I tried to separate the cases when $u \in [0,s]$ and $u \in[s,t]$, but I'm not sure how to go on.
How should I move?
Edit
Now I write $$\int_0^t E[\cos(B_u)|F_s]du = \int_0^t E[\cos(B_u) \mathcal{1}_{[0,s]} + \cos(B_u) \mathcal{1}_{[s,t]}|F_s]du= \\ \int_0^s E[\cos(B_u)]du + \int_s^t E[\cos(B_u)|F_s]du$$
Now $E[\cos(B_u)|F_s] = E[\cos(B_u - B_s + B_s)|F_s] = E[\cos(B_u - B_s) \cos(B_s) - \sin(B_s) \sin(B_u - B_s)|F_s] = \cos(B_s) E[\cos(B_u - B_s)]$
The expectation with the sine is $0$ since $B_u - B_s$ is normally distributed and since the integrand function $\sin(x) \exp(\ldots)$ is odd on a symmetric interval.

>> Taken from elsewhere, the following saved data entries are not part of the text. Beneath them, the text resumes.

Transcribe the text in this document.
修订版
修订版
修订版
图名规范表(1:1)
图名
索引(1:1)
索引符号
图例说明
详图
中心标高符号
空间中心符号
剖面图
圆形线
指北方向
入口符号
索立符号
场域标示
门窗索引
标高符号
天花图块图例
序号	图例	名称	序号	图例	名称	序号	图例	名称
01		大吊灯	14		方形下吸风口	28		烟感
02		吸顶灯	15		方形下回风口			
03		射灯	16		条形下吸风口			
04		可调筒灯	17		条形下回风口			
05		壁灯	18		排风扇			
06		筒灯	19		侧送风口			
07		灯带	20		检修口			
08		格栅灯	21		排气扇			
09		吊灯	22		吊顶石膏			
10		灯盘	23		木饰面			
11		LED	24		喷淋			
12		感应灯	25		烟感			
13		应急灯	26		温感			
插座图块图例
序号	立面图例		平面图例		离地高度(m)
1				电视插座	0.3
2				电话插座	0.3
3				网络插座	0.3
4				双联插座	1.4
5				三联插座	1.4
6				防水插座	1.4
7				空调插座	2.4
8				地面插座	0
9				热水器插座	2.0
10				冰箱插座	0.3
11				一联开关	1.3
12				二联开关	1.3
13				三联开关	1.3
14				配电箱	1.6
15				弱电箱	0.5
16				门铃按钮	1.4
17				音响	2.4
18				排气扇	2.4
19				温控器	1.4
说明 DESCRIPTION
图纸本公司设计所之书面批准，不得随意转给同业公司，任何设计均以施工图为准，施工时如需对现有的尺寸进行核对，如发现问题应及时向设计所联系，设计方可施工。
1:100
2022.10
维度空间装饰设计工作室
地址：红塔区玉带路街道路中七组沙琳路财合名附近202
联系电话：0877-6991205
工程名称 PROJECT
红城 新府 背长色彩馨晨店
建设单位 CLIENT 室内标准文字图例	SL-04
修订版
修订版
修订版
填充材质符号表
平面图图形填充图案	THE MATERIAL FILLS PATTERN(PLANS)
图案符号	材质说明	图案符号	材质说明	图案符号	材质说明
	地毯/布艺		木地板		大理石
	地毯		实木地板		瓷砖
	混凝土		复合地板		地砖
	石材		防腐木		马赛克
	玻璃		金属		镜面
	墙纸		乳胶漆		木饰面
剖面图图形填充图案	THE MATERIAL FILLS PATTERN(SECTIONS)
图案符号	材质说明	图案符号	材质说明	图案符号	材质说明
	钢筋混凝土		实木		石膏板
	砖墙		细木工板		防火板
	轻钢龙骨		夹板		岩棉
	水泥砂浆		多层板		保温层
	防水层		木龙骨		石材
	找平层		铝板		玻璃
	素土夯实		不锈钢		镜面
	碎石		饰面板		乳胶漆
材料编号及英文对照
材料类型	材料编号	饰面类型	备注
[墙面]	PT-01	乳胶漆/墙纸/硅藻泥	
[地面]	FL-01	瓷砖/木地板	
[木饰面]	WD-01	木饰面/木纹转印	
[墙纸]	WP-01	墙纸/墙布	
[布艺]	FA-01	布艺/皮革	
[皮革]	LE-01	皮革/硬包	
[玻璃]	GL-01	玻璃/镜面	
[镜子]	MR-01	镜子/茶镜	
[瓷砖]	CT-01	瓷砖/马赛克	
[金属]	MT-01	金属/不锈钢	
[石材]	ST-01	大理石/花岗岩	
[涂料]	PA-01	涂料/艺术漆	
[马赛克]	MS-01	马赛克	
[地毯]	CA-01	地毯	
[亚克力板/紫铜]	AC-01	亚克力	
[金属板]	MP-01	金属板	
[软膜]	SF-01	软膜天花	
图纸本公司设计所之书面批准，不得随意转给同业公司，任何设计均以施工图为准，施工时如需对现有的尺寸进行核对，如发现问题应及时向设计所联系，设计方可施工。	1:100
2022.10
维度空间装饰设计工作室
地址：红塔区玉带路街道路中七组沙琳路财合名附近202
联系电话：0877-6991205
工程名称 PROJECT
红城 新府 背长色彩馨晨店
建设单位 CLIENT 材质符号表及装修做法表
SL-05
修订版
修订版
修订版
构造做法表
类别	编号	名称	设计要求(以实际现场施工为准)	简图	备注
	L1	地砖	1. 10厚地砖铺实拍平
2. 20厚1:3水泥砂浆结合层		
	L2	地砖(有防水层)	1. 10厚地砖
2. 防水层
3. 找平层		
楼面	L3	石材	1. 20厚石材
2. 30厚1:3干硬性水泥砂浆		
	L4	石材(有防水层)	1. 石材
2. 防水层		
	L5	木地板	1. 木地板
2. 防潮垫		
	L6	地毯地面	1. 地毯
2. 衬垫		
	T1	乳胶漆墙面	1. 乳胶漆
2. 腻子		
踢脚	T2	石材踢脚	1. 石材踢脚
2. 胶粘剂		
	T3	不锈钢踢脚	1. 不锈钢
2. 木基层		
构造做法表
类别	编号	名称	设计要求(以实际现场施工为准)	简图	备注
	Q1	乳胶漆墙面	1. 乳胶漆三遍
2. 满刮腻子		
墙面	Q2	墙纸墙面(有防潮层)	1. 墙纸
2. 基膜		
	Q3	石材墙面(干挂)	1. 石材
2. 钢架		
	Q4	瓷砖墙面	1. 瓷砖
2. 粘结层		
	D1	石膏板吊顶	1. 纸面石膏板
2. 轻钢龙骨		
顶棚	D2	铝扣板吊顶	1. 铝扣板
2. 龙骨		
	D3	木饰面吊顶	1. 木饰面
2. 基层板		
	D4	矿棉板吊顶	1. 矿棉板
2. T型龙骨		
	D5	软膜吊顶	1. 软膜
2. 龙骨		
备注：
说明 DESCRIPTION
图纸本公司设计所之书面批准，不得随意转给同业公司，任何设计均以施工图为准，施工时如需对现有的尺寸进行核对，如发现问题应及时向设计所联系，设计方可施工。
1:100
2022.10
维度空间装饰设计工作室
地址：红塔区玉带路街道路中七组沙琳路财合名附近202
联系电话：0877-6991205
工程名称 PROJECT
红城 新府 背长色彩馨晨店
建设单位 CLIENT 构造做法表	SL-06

Now, $E[\cos(B_u - B_s)] = e^{-\frac{u-s}{2}}$, by looking at the characteristic function.
Therefore
$$\int_s^t E[\cos(B_u)|F_s]du = \int_s^t \cos(B_s) e^{-\frac{u-s}{2}} du = \cos(B_s) \int_s^t e^{-\frac{u-s}{2}} du = \cos(B_s) (2-2 e^{\frac{s-t}{2}})$$
Summing up everything I get:
$$ \int_0^t E[\cos(B_u)|F_s] du = \int_0^s \cos(B_u)du + \cos(B_s) (2-2 e^{\frac{s-t}{2}})$$
Note
$$\int_0^t E[\cos B_u|F_s] du=\int_0^s \cos B_u du+\int_s^t E[\cos B_u|F_s] du\tag 1$$
where the first integral is deterministic and known given the filtration $F_s$. To calculate the second integral, apply Ito's law to $\cos B_t$
$$d(\cos B_t) = -\sin B_tdB_t - \frac12 \cos B_t dt$$
Integrate over $(s,t)$ to get
$$\cos B_t -\cos B_s = -\int_s^t \sin B_tdB_t - \frac12 \int_s^t \cos B_u du$$
Therefore,
$$\int_s^t E[\cos B_u|F_s]du = 2\cos B_s - 2E[\cos B_t| F_s]$$
where the expectation on the RHS can be computed with the normal density function,
$$E[\cos B_t| F_s] = \frac1{\sqrt{2\pi (t-s)}}\int_{-\infty}^{-\infty}\cos x \>e^{-\frac{(x- B_s)^2}{2(t-s)}} = \cos B_se^{-\frac {t-s}2}$$
Thus, plug the result into (1) to obtain
$$\int_0^t E[\cos B_u|F_s] du = \int_0^s \cos B_u du + 2\cos B_s (1-{e^{-\frac {t-s}2}})$$